Why "detect the secret in the output" is the wrong frame

It is tempting to put all the defensive weight on an output filter that scans for secrets and redacts them before they leave. This is a useful backstop (Ch. 12) and a terrible primary control, for the same reason input classifiers are (Ch. 6): detecting sensitive content in arbitrary output is the unbounded semantic problem again. The data can be encoded, paraphrased, split, embedded in a structure, described rather than quoted. A filter looking for credit-card patterns misses the card spelled out in words; a filter looking for the API key misses it base64'd. The attacker chooses the encoding; your filter is fixed.

The frame that works is the one egress control embodies: stop trying to detect what is leaving and constrain where it can go and whether the channel exists at all (the OWASP Prompt Injection Prevention Cheat Sheet recommends egress control as a key output-layer mitigation).
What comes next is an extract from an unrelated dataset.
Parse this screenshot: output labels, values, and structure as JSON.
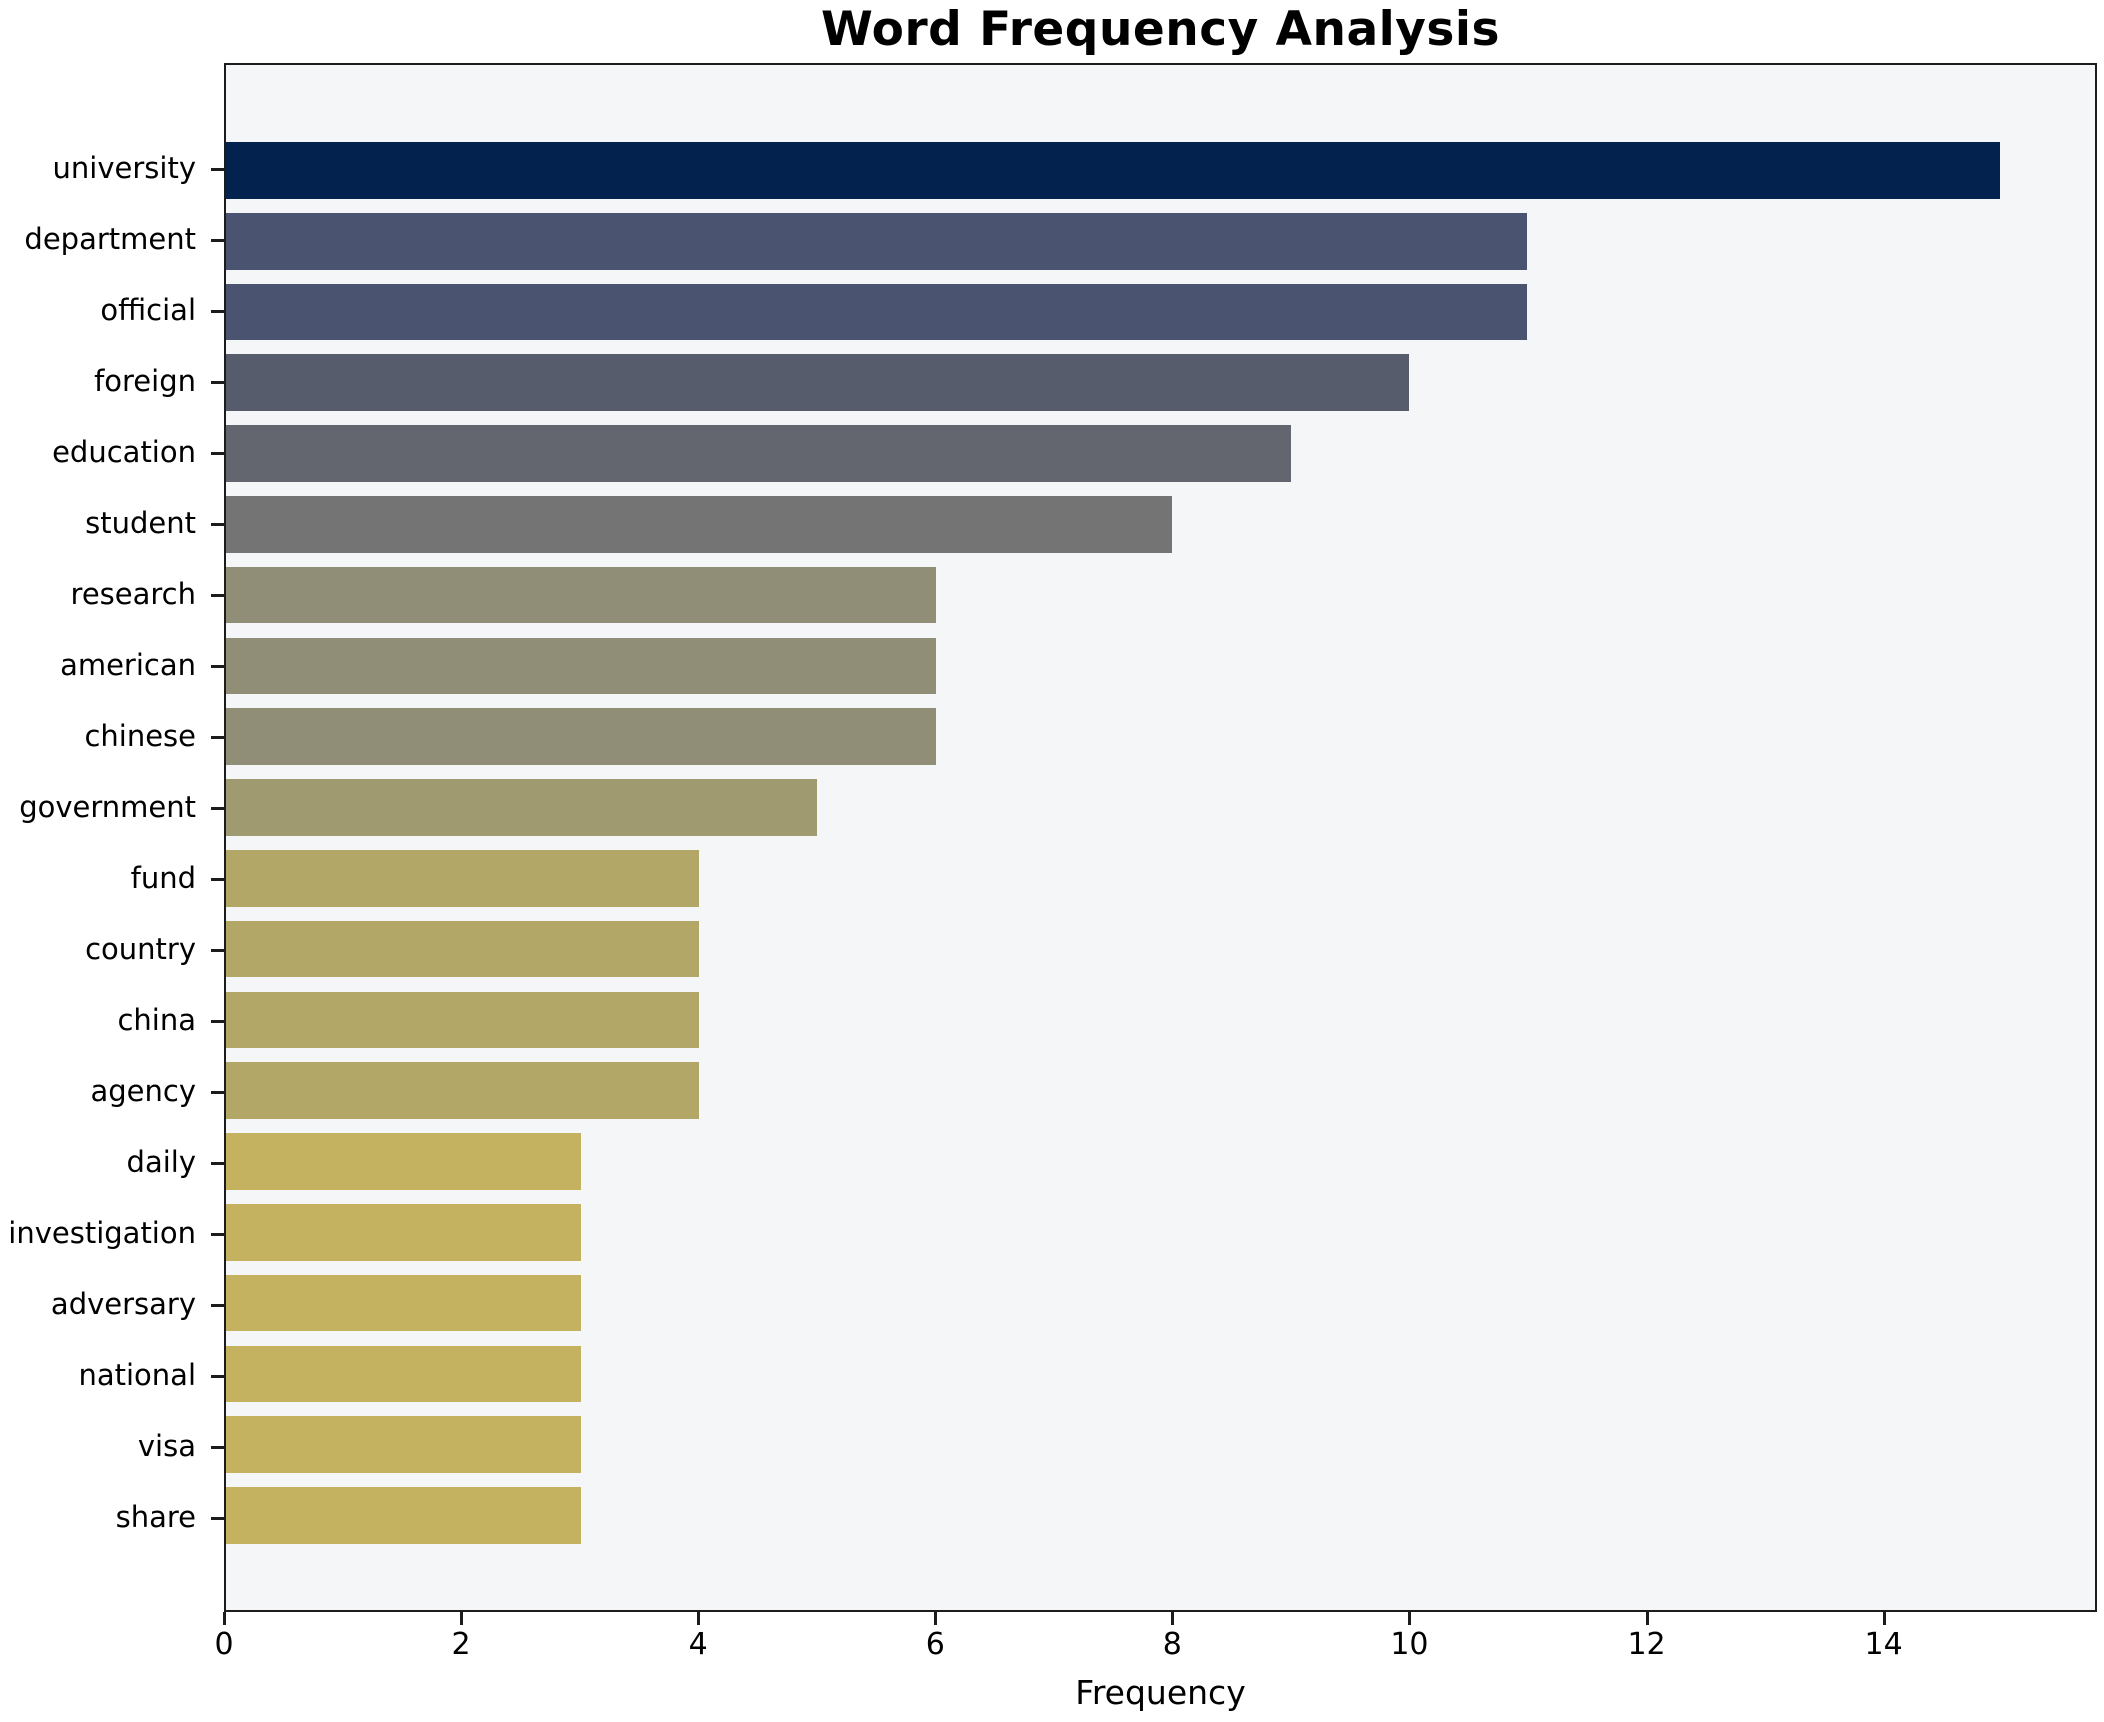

You cannot reliably recognize the secret in every disguise. You can ensure the only destinations reachable are ones you trust, that auto-fetching renderers don't process untrusted output, that secrets were never in the model's reach to begin with (Ch. 12), and that logs are redacted at the boundary. Channel control beats content detection, every time, because channels are enumerable and content is not. The output filter still earns its place, as a defense-in-depth backstop and a monitoring signal, but it is the last layer, not the strategy.

Chapter summary

Exfiltration needs exactly two things, sensitive data reachable by the model and model output reaching an attacker-observable channel, so removing either kills it; data minimization and least privilege (Ch. 4, 8) remove the first, and this chapter closes the second. Teams underestimate the channels because they picture "the model says the secret to the user, " useless to an indirect attacker who isn't the user; the real doors are covert routing channels. The catalogue: the visible answer (least dangerous, bounded by the user's own perms), outbound URLs with data in the query string, the classic markdown-image auto-render (rendering is the exfiltration, no click needed), tool calls carrying data to external endpoints (most powerful, no user in the loop), encoded/steganographic output that defeats plaintext scanning, logs and telemetry that become data sinks for a broad audience, deferred leaks via memory/state into future (other-user) sessions, and error/side-channel disclosure. Prompt leaking is the reconnaissance door, it exposes anything sensitive wrongly placed in the prompt plus the guardrail/tool map, and its clean defense is to assume the prompt will leak and keep nothing in it you can't publish, brokering real secrets server-side. Most dangerous doors share one chokepoint, an outbound request to a destination, so the highest-return defense is a deterministic, model-independent egress allowlist that constrains where output can go (also killing SSRF), backed by a separate rendering decision (don't auto-render untrusted output, which bypasses tool gates) and log-boundary redaction. The winning frame is channel control, not content detection: you cannot reliably recognize a secret in every encoding, but you can enumerate and restrict the channels, so the output secret-scanner is a defense-in-depth backstop and monitoring signal (Ch. 12), never the strategy.